One way to defend against attacks is to understand and embrace standards.

“Standards are a good way to start,” Cusimano said. “They provide lots and lots of guidance. They have good information, but with all the information, it can make your head spin. If it isn’t secure, it isn’t safe.”

He then added, along with standards, users can follow some best practices, where they:
• Establish a management program
• Establish and follow good engineering practices
• Institutionalize and operationalize cybersecurity and make it part of the company culture

“It is very important to put together a guidance road map,” Cusimano said. “There is so much noise out there it is easy to get pulled off into a tangent.”

Part of the noise also comes from needing to patch all the vulnerabilities out there. In the manufacturing environment, patches are often not implemented or are installed after a long period of time.
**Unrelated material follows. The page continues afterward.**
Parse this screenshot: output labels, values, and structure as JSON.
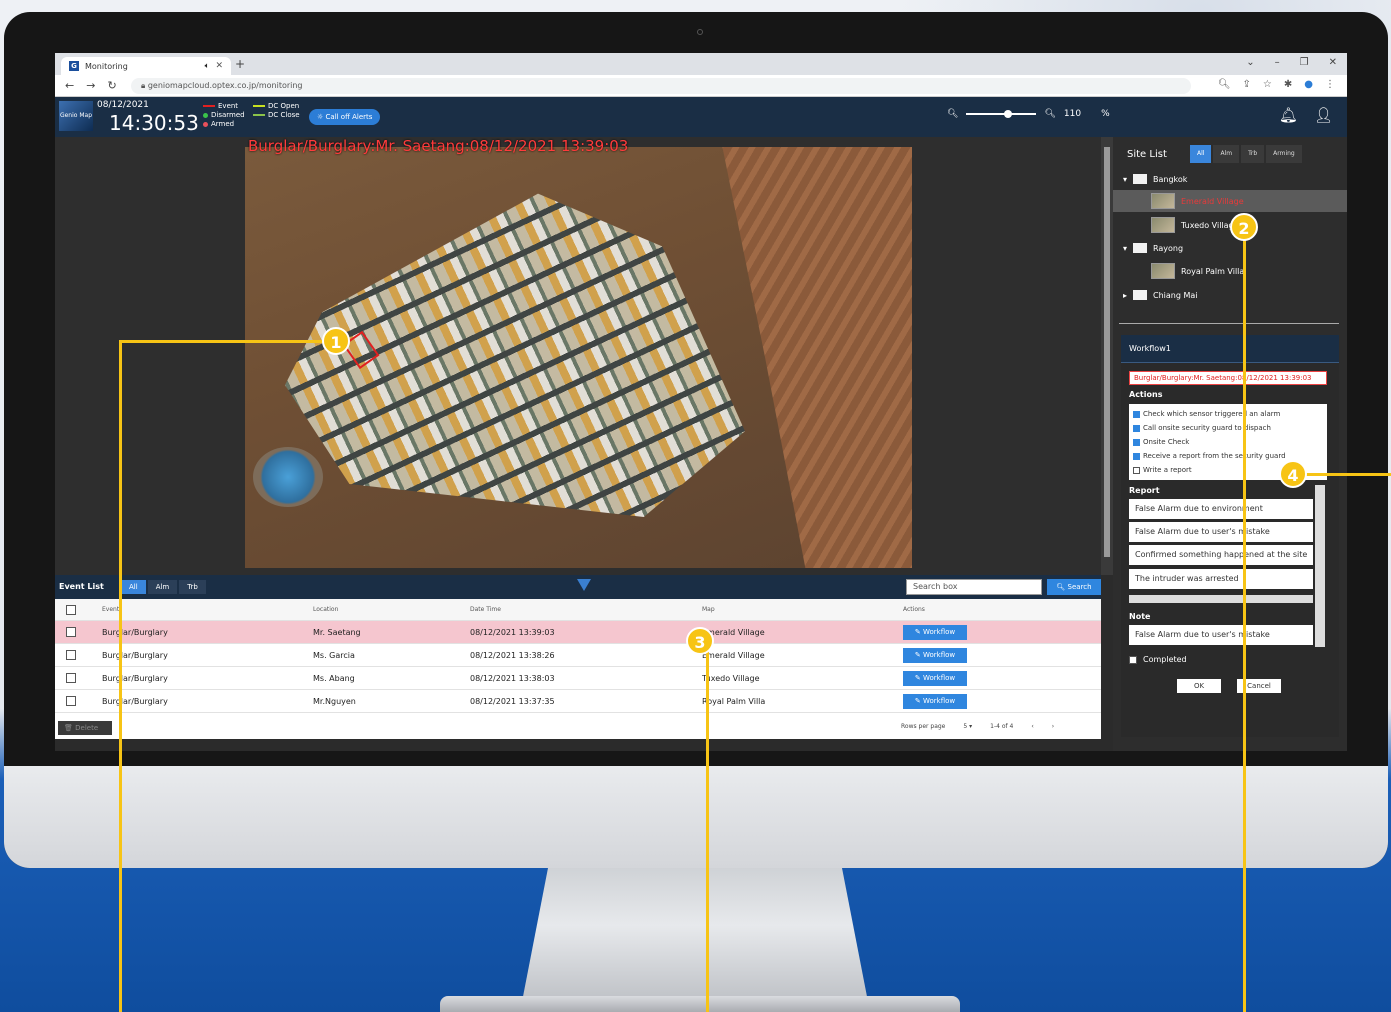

But in this world of Wannacry, where a patched Microsoft vulnerability didn’t get installed on a majority of manufacturing networks, users’ way of thinking needs to change.

“Patching is something we can’t ignore anymore,” Cusimano said.

“The point is to schedule patch management and how can you do it effectively,” Ayala said.

Part of creating a cybersecurity framework includes:
• Governance
• Cyber risk assessment
• Security integration
• Security implementation
• Security operations

“It is important to create detailed assessments by visually and electronically inspecting data,” Ayala said.

While users must perform detailed vulnerability assessments, “it is important to do a deep dive on these systems,” Cusimano said. “It is amazing what you will find out there. It is invaluable.”

Document and Maintain
Part of what users need to do is document and maintain ICS information. They need a good asset inventory and good diagrams.

“That is easier said than done,” Cusimano said. “There are tools to help make the job easier.”

One tool to understand and manage risk is to conduct at cyber process hazard analysis or a cyber PHA. Taken from the safety side, a cyber PHA is a very structured systematic approach to learning cyber risk. In conducting a cyber PHA, a user can understand the real consequence if the system is compromised. It is a way of putting cyber vulnerabilities in the context if the system shuts down.

A security environment is very circular in that to create risk reduction, there must be a culture change focused on people understanding what to do and who to talk to on a continuous basis.

Part of the discussion also includes fostering a relationship between IT and OT security folks, “which helps create controlled conversations over risk,” Cusimano said.